Elite Athlete Self-Description Questionnaire
The PSC instruments discussed thus far may be suitable for elite athletes (e.g., Marsh et al., 1995). There may, however, be other components to PSC that are particularly relevant for elite athletes, and thus the Elite Athlete Self-Description Questionnaire (EASDQ; Marsh, Hey, Roche, et al., 1997; Marsh, Hey, Johnson, & Perry, 1997) was developed to address these other components. For the EASDQ, it was hypothesized that overall performance by elite athletes is a function of skill level, body suitability, aerobic and anaerobic fitness, and mental competence. Thus Marsh and colleagues developed the EASDQ to measure these six factors. For each scale, they developed a pool of items that sport psychologists at the Australian Institute of Sport evaluated for their suitability for elite athletes. Pilot studies were conducted to select the best items to represent each factor. A compromise between brevity and psychometric soundness was achieved, with acceptable levels of reliability (e.g., all scales having reliability estimates of at least .8) based on short scales (4-6 items per scale).

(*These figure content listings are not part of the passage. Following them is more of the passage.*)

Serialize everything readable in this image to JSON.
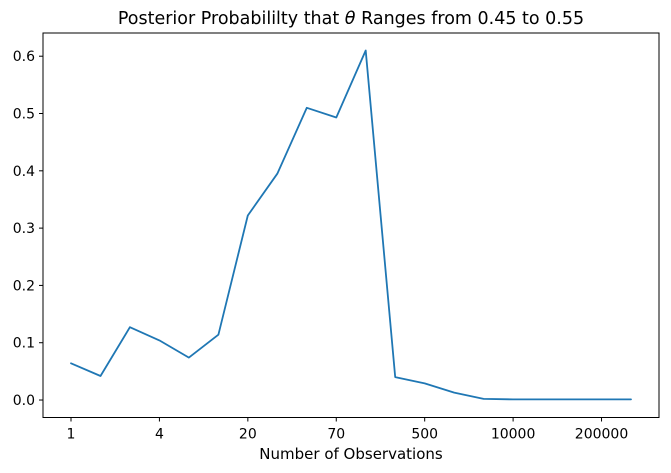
{
  "figure": {
    "title_pre": "Posterior Probabililty that ",
    "title_theta": "θ",
    "title_post": " Ranges from 0.45 to 0.55",
    "xlabel": "Number of Observations"
  },
  "chart_data": {
    "type": "line",
    "title": "Posterior Probabililty that θ Ranges from 0.45 to 0.55",
    "xlabel": "Number of Observations",
    "ylabel": "",
    "grid": false,
    "legend": false,
    "line_color": "#1f77b4",
    "n_points": 20,
    "x_index": [
      0,
      1,
      2,
      3,
      4,
      5,
      6,
      7,
      8,
      9,
      10,
      11,
      12,
      13,
      14,
      15,
      16,
      17,
      18,
      19
    ],
    "values": [
      0.064,
      0.042,
      0.127,
      0.104,
      0.074,
      0.114,
      0.322,
      0.395,
      0.51,
      0.493,
      0.61,
      0.04,
      0.029,
      0.013,
      0.002,
      0.001,
      0.001,
      0.001,
      0.001,
      0.001
    ],
    "x_tick_indices": [
      0,
      3,
      6,
      9,
      12,
      15,
      18
    ],
    "x_tick_labels": [
      "1",
      "4",
      "20",
      "70",
      "500",
      "10000",
      "200000"
    ],
    "y_ticks": [
      "0.0",
      "0.1",
      "0.2",
      "0.3",
      "0.4",
      "0.5",
      "0.6"
    ],
    "xlim": [
      -0.95,
      19.95
    ],
    "ylim": [
      -0.0305,
      0.6405
    ]
  },
  "colors": {
    "line": "#1f77b4",
    "text": "#000000",
    "spine": "#000000",
    "background": "#ffffff"
  }
}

EASDQ research demonstrates (a) adequate reliability (median coefficient alpha of .85) across the six scales (Marsh, Hey, Johnson, et. al., 1997); (b) a well-defined, replicable factor structure as shown by CFA (Marsh, Hey, Johnson, et. al., 1997; Marsh, Hey, Roche, et al., 1997); (c) applicability for elite athletes aged 12 y or older (Marsh, Hey, Roche, et al., 1997); and (d) predictive validity as shown by its ability to predict swimming performances in world championships after controlling for previous personal best performances (Marsh & Perry, 2005). In summary, the EASDQ is a reliable and valid instrument for elite athletes of all ages. More research is needed, however, to relate EASDQ responses to external validity criteria such as those used in PSDQ research and to criteria that are more specific to elite athletes (e.g., actual performance in competition).